James Blunt

James Blunt_The Afterlove

Eu entendo pouco de cinema, menos ainda de literatura e ainda menos de música. Por isso, me limito a falar sobre o tema no Twitter, porque lá a gente é especialista em tudo, mesmo.  Mas eu queria muito falar sobre o novo álbum do James Blunt, então vou usar todo o meu parco conhecimento no assunto para fazer a análise definitiva de The Afterlove. Risos.
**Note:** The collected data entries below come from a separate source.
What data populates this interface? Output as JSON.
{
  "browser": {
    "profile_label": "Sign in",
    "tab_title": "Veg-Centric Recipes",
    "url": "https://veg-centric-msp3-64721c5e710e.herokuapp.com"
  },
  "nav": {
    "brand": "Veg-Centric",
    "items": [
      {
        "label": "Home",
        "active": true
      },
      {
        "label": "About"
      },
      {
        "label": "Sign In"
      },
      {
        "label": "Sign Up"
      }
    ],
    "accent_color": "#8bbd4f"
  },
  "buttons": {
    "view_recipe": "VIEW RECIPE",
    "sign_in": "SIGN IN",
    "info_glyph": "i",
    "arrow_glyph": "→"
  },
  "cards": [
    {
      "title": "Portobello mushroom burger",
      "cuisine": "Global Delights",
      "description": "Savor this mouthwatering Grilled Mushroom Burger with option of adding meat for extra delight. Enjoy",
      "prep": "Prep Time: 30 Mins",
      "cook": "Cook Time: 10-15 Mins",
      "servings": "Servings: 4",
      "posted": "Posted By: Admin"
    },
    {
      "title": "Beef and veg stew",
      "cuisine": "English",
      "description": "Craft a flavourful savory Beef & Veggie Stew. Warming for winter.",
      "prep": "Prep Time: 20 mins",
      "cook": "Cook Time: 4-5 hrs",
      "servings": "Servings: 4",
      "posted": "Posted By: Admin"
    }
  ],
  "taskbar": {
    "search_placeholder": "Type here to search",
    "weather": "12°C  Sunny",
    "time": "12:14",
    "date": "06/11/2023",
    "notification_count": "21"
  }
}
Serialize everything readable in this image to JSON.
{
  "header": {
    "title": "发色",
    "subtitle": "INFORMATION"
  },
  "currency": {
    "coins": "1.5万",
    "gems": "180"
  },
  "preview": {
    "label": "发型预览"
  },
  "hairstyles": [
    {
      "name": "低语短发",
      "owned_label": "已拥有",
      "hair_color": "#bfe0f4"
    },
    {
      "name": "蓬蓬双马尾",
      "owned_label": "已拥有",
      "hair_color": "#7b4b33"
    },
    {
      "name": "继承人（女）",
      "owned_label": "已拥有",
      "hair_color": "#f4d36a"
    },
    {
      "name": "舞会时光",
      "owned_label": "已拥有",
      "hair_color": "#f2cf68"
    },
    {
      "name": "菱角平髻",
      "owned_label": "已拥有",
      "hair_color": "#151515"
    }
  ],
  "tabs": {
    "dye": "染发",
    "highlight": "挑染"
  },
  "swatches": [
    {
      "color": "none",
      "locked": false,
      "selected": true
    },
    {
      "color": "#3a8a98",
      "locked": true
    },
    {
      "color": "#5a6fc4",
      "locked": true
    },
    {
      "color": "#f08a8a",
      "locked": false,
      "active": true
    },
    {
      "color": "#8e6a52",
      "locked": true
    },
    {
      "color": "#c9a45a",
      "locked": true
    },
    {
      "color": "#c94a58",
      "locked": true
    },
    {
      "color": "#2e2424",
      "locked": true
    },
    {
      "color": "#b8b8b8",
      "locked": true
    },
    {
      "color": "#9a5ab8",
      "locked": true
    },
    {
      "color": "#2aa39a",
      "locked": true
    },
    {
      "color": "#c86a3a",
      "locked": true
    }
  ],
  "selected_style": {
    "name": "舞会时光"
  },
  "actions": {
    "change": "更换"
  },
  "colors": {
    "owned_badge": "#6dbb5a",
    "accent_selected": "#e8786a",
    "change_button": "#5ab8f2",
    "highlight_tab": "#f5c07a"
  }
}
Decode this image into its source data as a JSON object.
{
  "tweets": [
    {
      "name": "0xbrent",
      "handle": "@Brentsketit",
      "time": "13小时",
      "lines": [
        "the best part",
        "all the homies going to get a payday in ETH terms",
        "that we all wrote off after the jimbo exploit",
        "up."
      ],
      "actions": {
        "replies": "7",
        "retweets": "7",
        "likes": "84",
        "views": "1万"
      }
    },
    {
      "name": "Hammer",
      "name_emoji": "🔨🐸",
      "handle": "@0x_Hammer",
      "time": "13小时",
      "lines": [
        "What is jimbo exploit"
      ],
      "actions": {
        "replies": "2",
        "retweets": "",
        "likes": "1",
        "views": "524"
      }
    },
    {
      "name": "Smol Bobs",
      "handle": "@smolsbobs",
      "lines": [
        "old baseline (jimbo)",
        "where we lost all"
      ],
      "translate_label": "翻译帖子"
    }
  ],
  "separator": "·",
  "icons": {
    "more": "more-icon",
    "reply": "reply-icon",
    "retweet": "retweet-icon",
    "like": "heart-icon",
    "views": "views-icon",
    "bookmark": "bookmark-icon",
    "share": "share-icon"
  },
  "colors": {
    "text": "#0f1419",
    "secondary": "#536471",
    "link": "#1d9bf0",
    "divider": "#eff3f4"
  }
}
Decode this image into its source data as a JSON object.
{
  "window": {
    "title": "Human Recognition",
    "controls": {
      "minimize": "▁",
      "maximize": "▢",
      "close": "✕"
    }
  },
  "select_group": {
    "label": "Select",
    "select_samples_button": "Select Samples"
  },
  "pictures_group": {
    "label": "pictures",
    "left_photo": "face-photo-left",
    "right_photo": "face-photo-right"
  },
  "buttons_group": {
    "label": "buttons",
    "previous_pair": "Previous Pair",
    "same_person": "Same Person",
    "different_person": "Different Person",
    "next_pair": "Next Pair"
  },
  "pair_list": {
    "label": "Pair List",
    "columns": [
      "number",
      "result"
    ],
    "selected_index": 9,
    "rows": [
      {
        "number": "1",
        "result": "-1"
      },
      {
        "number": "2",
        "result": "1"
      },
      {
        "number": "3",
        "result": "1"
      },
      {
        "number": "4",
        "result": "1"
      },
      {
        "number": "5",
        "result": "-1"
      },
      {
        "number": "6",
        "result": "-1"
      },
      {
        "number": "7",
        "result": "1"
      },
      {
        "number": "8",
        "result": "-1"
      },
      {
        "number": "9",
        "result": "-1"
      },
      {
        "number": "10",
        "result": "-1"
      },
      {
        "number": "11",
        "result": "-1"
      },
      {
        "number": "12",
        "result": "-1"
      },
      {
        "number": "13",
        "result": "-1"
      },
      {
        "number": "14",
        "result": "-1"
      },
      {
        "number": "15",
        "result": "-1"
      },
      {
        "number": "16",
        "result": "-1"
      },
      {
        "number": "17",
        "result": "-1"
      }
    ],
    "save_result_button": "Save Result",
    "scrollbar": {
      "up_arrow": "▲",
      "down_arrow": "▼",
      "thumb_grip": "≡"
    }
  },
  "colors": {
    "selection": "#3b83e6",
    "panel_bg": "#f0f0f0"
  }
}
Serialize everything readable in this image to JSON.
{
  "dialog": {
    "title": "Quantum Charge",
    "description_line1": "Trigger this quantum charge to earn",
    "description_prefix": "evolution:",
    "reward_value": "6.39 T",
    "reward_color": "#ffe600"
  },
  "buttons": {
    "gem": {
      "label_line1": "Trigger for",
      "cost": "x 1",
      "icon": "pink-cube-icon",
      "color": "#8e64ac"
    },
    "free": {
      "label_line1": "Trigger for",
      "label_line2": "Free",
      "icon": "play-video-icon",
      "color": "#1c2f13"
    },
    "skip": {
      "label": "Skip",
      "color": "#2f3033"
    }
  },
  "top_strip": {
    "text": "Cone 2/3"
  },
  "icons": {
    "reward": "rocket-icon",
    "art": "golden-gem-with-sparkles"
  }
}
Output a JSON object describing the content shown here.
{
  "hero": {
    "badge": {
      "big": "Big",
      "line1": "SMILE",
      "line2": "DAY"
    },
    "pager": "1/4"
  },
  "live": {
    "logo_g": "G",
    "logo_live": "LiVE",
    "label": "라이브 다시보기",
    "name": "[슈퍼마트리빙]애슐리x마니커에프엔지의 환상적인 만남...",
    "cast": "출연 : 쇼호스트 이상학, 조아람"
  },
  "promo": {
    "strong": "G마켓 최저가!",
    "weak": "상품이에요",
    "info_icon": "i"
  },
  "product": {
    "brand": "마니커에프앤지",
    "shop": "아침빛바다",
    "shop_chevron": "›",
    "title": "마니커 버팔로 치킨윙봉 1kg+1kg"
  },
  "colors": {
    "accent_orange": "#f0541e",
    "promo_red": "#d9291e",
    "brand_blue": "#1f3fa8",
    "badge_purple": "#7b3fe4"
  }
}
Começa que alguém mais ouve James Blunt hoje em dia? Quando falo sobre ele, meus amigos olham para mim como se eu fosse louca. Ninguém sabe se ele morreu ou foi pra Record. Pois saibam que até show no Brasil esse britânico ex-depressivo realizou nos últimos anos. Pode não ter lotado o Allianz Parque ou o Citibank Hall, mas o salão do clube Juventus, em São Paulo, ficou bem cheio.

Se você é ouvinte de rádios com Alpha FM ou Antena 1, talvez já tenha notado que outras músicas, além da chiclete You’re beautiful, já alcançaram as paradas de mais ou menos sucesso. Talvez você não saiba disso caso ouça outras estações mais ~moderninhas – eu realmente não sei dizer, já que sou ouvinte assídua da Alpha FM.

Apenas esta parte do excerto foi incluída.